Ok the usual way to get a system ready for install is to use kickstart to do so. I am going to set up cobbler to do this later, but since I had a broken disk and only a F12beta DVD I went the 'hard' route of installing by hand and doing most of the extra configuration afterwords.

One of the things I was able to do before the laptop's hard-drive completely failed was to get an rpm listing:

export LANG=C
rpm -qa --qf='%{NAME}\n' | sort -u > RPM-QA.doomed

Then during the install I just picked some defaults and got a 'finished' system up with a minimal of hassle. Once the box was up and on the network I made a new listing.

export LANG=C
rpm -qa --qf='%{NAME}\n' | sort -u > RPM-QA.new
comm -2 -3 RPM-QA.doomed RPM-QA.new | awk '{print "install "$0} END{print "run"}' > big-list

I then went through the file big-list to remove some things that I didn't want this time.. and then used yum-shell to install these in a large batch.

yum shell big-list

watch lots of things, type y when it says to do so... and wait for 2 GB of RPMs to be downloaded over 768kbit line. Coming in the next morning, I had a system that pretty much matched the old laptop except for some packages no longer in F12 (DeviceKit, etc). This gives me a 'new' list to work against when F12 final comes out and I want to reinstall again.
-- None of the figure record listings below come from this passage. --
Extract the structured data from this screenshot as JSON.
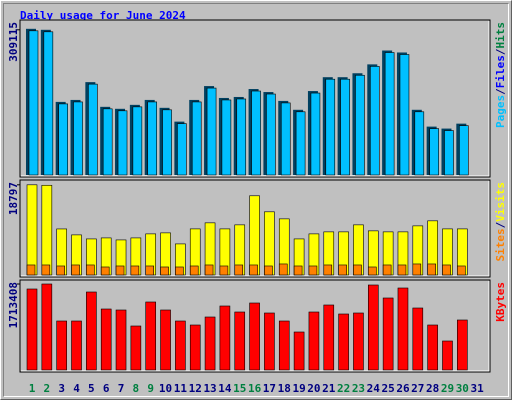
{
  "title": "Daily usage for June 2024",
  "categories": [
    "1",
    "2",
    "3",
    "4",
    "5",
    "6",
    "7",
    "8",
    "9",
    "10",
    "11",
    "12",
    "13",
    "14",
    "15",
    "16",
    "17",
    "18",
    "19",
    "20",
    "21",
    "22",
    "23",
    "24",
    "25",
    "26",
    "27",
    "28",
    "29",
    "30",
    "31"
  ],
  "label_color": "#000080",
  "highlight_color": "#008040",
  "highlight_indices": [
    0,
    1,
    7,
    8,
    14,
    15,
    21,
    22,
    28,
    29
  ],
  "chart_data": [
    {
      "type": "bar",
      "ylim": [
        0,
        330000
      ],
      "yticks": [
        309115
      ],
      "shadow_color": "#004060",
      "y_label_parts": [
        {
          "text": "Pages",
          "color": "#00c0ff"
        },
        {
          "text": "/",
          "color": "#000080"
        },
        {
          "text": "Files",
          "color": "#0000ff"
        },
        {
          "text": "/",
          "color": "#000080"
        },
        {
          "text": "Hits",
          "color": "#008040"
        }
      ],
      "series": [
        {
          "color": "#00c0ff",
          "values": [
            309115,
            307000,
            153500,
            157700,
            195600,
            143000,
            138800,
            147200,
            157700,
            140900,
            111500,
            157700,
            187200,
            161900,
            164000,
            180900,
            174500,
            155600,
            136700,
            176600,
            206100,
            206100,
            214500,
            233400,
            262900,
            258700,
            136700,
            100900,
            96700,
            107200,
            null
          ]
        }
      ]
    },
    {
      "type": "bar",
      "ylim": [
        0,
        19800
      ],
      "yticks": [
        18797
      ],
      "y_label_parts": [
        {
          "text": "Sites",
          "color": "#ff8000"
        },
        {
          "text": "/",
          "color": "#000080"
        },
        {
          "text": "Visits",
          "color": "#ffff00"
        }
      ],
      "series": [
        {
          "color": "#ffff00",
          "values": [
            18797,
            18700,
            9600,
            8360,
            7520,
            7730,
            7310,
            7730,
            8570,
            8780,
            6480,
            9610,
            10870,
            9610,
            10450,
            16510,
            13170,
            11700,
            7520,
            8570,
            8990,
            8990,
            10450,
            9200,
            8990,
            8990,
            10240,
            11290,
            9610,
            9610,
            null
          ]
        },
        {
          "color": "#ff8000",
          "values": [
            2090,
            2090,
            1880,
            2090,
            2090,
            1670,
            1880,
            1880,
            1880,
            1670,
            1670,
            1880,
            2090,
            1880,
            2090,
            2090,
            1880,
            2300,
            1880,
            1880,
            2090,
            2090,
            2090,
            1670,
            2090,
            2090,
            2300,
            2300,
            2090,
            1880,
            null
          ]
        }
      ]
    },
    {
      "type": "bar",
      "ylim": [
        0,
        1793000
      ],
      "yticks": [
        1713408
      ],
      "y_label_parts": [
        {
          "text": "KBytes",
          "color": "#ff0000"
        }
      ],
      "series": [
        {
          "color": "#ff0000",
          "values": [
            1613800,
            1713408,
            976200,
            976200,
            1554000,
            1215300,
            1195400,
            876600,
            1354800,
            1195400,
            976200,
            896500,
            1055900,
            1275100,
            1155500,
            1334800,
            1135600,
            976200,
            757100,
            1155500,
            1295000,
            1115700,
            1135600,
            1693500,
            1434500,
            1633700,
            1235200,
            896500,
            577800,
            996200,
            null
          ]
        }
      ]
    }
  ]
}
ToDo: this wasn't the best way of doing this, but it works. Thanks to the yum developers for making it work so well from the command line mode. I look forward to figuring out ways I could do this better in the future.

3 comments:

none said...

great suggestion!

Unknown said...

Why LANG=C? I thought maybe for speed, but I tried a couple tests and didn't see any difference.

Also I think you could skip the awk and shell and just do "yum -y install $(cat list)" but maybe you wanted the interactive part.

Stephen Smoogen said...

The LANG=C only matters in getting the C the same sort as before. While it hasn't happened in a while a long time ago I had files that were sorted under one release being different from another because en_US did it different from en_US.utf8 or something. LANG=C is 'guarenteed' to sort in one way so that you don't end up with comm complaining:

Files not in sorted order.

To answer the second question.. the cat list can run into the bash string limit (I think its 4096 characters per input) that means if you have a lot of files you may not get everything you wanted. Putting it to a file and importing that file gets around that.